Even Soma admitted the miracle grudgingly; for he had so far bolstered up his disloyalty by thoughts of a fair fight. He had not, after all, gone to Delhi direct, but had cut across country to his own village near Hansi, and had waited there, hoping to hear of a regular outbreak of hostilities before definitely choosing his side; and he was still waiting when, after a fortnight, his greatest chum in the regiment had turned up from Meerut. For Davee Singh had been one of the many sepoys of the 11th who had gone back to the colors after that one brief night of temptation was over. Soma had known this, and more than once as he waited, the knowledge had been as a magnet drawing him back to the old pole of thought; for that his chum should be led to victory and he be among the defeated was probable enough to make Soma hate himself in anticipation.

But here was Davee Singh, a deserter like he was, sulkily uncommunicative to the village gossips, but to his fellow admitting fiercely that the latter had been right. The Huzoors had forgotten how to fight. Meerut was quiet as the grave; but there was no word of Delhi, and folk said--what did they not say?

So these two, with a strange mixture of regret and relief in their hearts, set out for Delhi to see what was happening there; not knowing that many of their fellows were drifting from it, weary like themselves of inaction.

They had arrived there, two swaggering Rajpoots, in the midst of the thanksgivings and jollity of the Mohammedan Easter which followed on the last Friday of Fast; and they had fallen foul of it frankly. As frankly as the Mohammedans would have fallen foul of a Hindoo Saturnalia, or both Mohammedans and Hindoos would have fallen foul of the festivities in honor of the Queen's Birthday which, on this 25th of May, 1857, were going on in every cantonment in India as if there was no such thing as mutiny in the world. So, annoyed with what they saw and heard, they joined themselves to other Rajpoot malcontents promptly. They sneered at the old pantaloon's procession, which was in truth a poor one, though half the tailors in Delhi had been impressed to hurry up trappings and robes. Perhaps if Abool-Bukr had still been in charge of squibs and such like, it would have been better; but he was not. The order he had given to let the Princess Farkhoonda's dhoolie pass out, before the gates were closed on that day of the death-pledge, had been his last exercise of authority; for the next Court Journal contained the announcement that he was dismissed from his appointment. So he, hovering between the Thunbi Bazaar and the Mufti's quarter, had nothing to do with the procession at which the Rajpoots sneered, criticising Mirza Moghul, the Commander-in-Chief's seat on a horse, and talking boastfully of Vicra-maditya and Pertap as warlike Hindoos will. Until, about dusk, words came to blows amid a tinkling of anklets and a terrible smell of musk; for valor drifted as a matter of course to the wooden balconies of the Thunbi Bazaar during the month of miracle. So that the inmates, coining money, called down blessings on the new régime.

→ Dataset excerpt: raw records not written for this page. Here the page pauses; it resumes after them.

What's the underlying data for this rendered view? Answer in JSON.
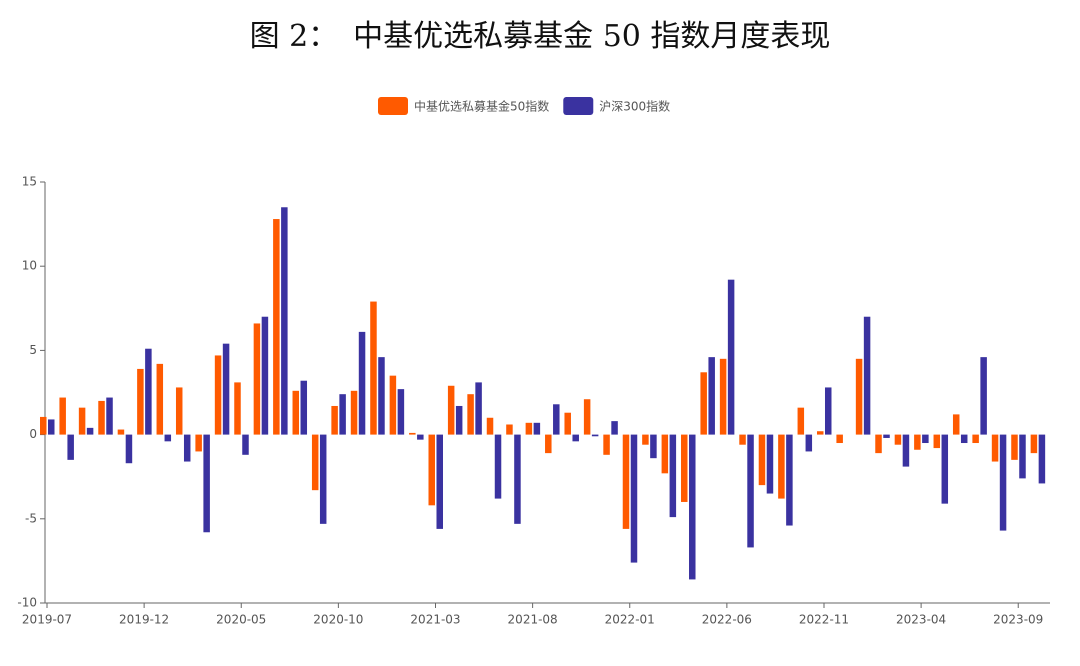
{
  "chart_data": {
    "type": "bar",
    "title": "图 2：　中基优选私募基金 50 指数月度表现",
    "categories": [
      "2019-07",
      null,
      null,
      null,
      null,
      "2019-12",
      null,
      null,
      null,
      null,
      "2020-05",
      null,
      null,
      null,
      null,
      "2020-10",
      null,
      null,
      null,
      null,
      "2021-03",
      null,
      null,
      null,
      null,
      "2021-08",
      null,
      null,
      null,
      null,
      "2022-01",
      null,
      null,
      null,
      null,
      "2022-06",
      null,
      null,
      null,
      null,
      "2022-11",
      null,
      null,
      null,
      null,
      "2023-04",
      null,
      null,
      null,
      null,
      "2023-09",
      null
    ],
    "series": [
      {
        "name": "中基优选私募基金50指数",
        "color": "#ff5a00",
        "values": [
          1.05,
          2.2,
          1.6,
          2.0,
          0.3,
          3.9,
          4.2,
          2.8,
          -1.0,
          4.7,
          3.1,
          6.6,
          12.8,
          2.6,
          -3.3,
          1.7,
          2.6,
          7.9,
          3.5,
          0.1,
          -4.2,
          2.9,
          2.4,
          1.0,
          0.6,
          0.7,
          -1.1,
          1.3,
          2.1,
          -1.2,
          -5.6,
          -0.6,
          -2.3,
          -4.0,
          3.7,
          4.5,
          -0.6,
          -3.0,
          -3.8,
          1.6,
          0.2,
          -0.5,
          4.5,
          -1.1,
          -0.6,
          -0.9,
          -0.8,
          1.2,
          -0.5,
          -1.6,
          -1.5,
          -1.1
        ]
      },
      {
        "name": "沪深300指数",
        "color": "#3a32a0",
        "values": [
          0.9,
          -1.5,
          0.4,
          2.2,
          -1.7,
          5.1,
          -0.4,
          -1.6,
          -5.8,
          5.4,
          -1.2,
          7.0,
          13.5,
          3.2,
          -5.3,
          2.4,
          6.1,
          4.6,
          2.7,
          -0.3,
          -5.6,
          1.7,
          3.1,
          -3.8,
          -5.3,
          0.7,
          1.8,
          -0.4,
          -0.1,
          0.8,
          -7.6,
          -1.4,
          -4.9,
          -8.6,
          4.6,
          9.2,
          -6.7,
          -3.5,
          -5.4,
          -1.0,
          2.8,
          0,
          7.0,
          -0.2,
          -1.9,
          -0.5,
          -4.1,
          -0.5,
          4.6,
          -5.7,
          -2.6,
          -2.9
        ]
      }
    ],
    "ylim": [
      -10,
      15
    ],
    "yticks": [
      -10,
      -5,
      0,
      5,
      10,
      15
    ],
    "grid": false,
    "legend": "top"
  }
}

Soma, however, with a cut over one eye sorely in need of a stitch, swore loudly when he could find none to patch him up save a doddering old Hakeem, who proposed dosing him with paper pills inscribed with the name of Providence; an incredible remedy to one accustomed to all the appliances of hospitals and skilled surgery.

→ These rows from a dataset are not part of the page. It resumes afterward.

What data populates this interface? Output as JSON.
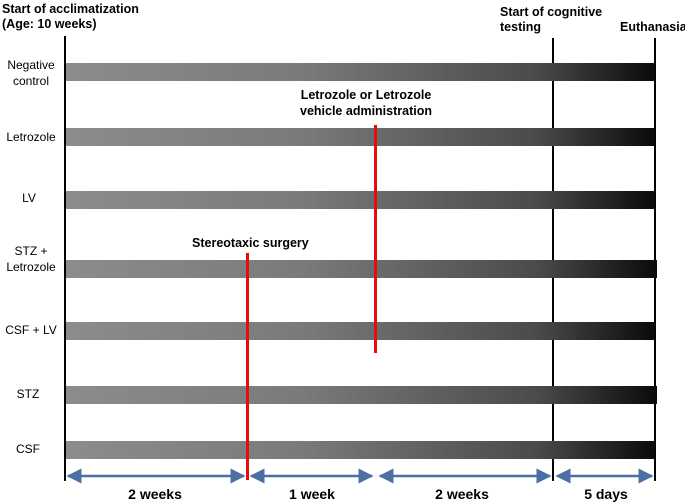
{
  "headers": {
    "start_acclimatization": [
      "Start of acclimatization",
      "(Age: 10 weeks)"
    ],
    "start_cognitive": [
      "Start of cognitive",
      "testing"
    ],
    "euthanasia": "Euthanasia"
  },
  "groups": [
    [
      "Negative",
      "control"
    ],
    [
      "Letrozole"
    ],
    [
      "LV"
    ],
    [
      "STZ +",
      "Letrozole"
    ],
    [
      "CSF + LV"
    ],
    [
      "STZ"
    ],
    [
      "CSF"
    ]
  ],
  "annotations": {
    "letrozole_admin": [
      "Letrozole or Letrozole",
      "vehicle administration"
    ],
    "stereotaxic": "Stereotaxic surgery"
  },
  "durations": [
    "2 weeks",
    "1 week",
    "2 weeks",
    "5 days"
  ],
  "colors": {
    "marker_line": "#e01010",
    "timeline_arrow": "#4a6fa5",
    "bar_start": "#8c8c8c",
    "bar_end": "#0a0a0a"
  }
}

"Yea! no doubt he is a fool," assented the other sepoys in frank commiseration, "yet he is the best you will get. For see you, brother, the doctors belong to the Huzoors; so many a brave man must expect to die needlessly, since those cursed dressers are not safe. There was one took the bottles and things and swore he could use them as well as any. And luck went with him until he gave five heroes who had been drunk the night before somewhat to clear their heads. By all the gods in Indra's heaven they were clear even of life in half an hour. So we fell on the dresser and cleared him too. Yea! fool or no fool, paper pills are safer!"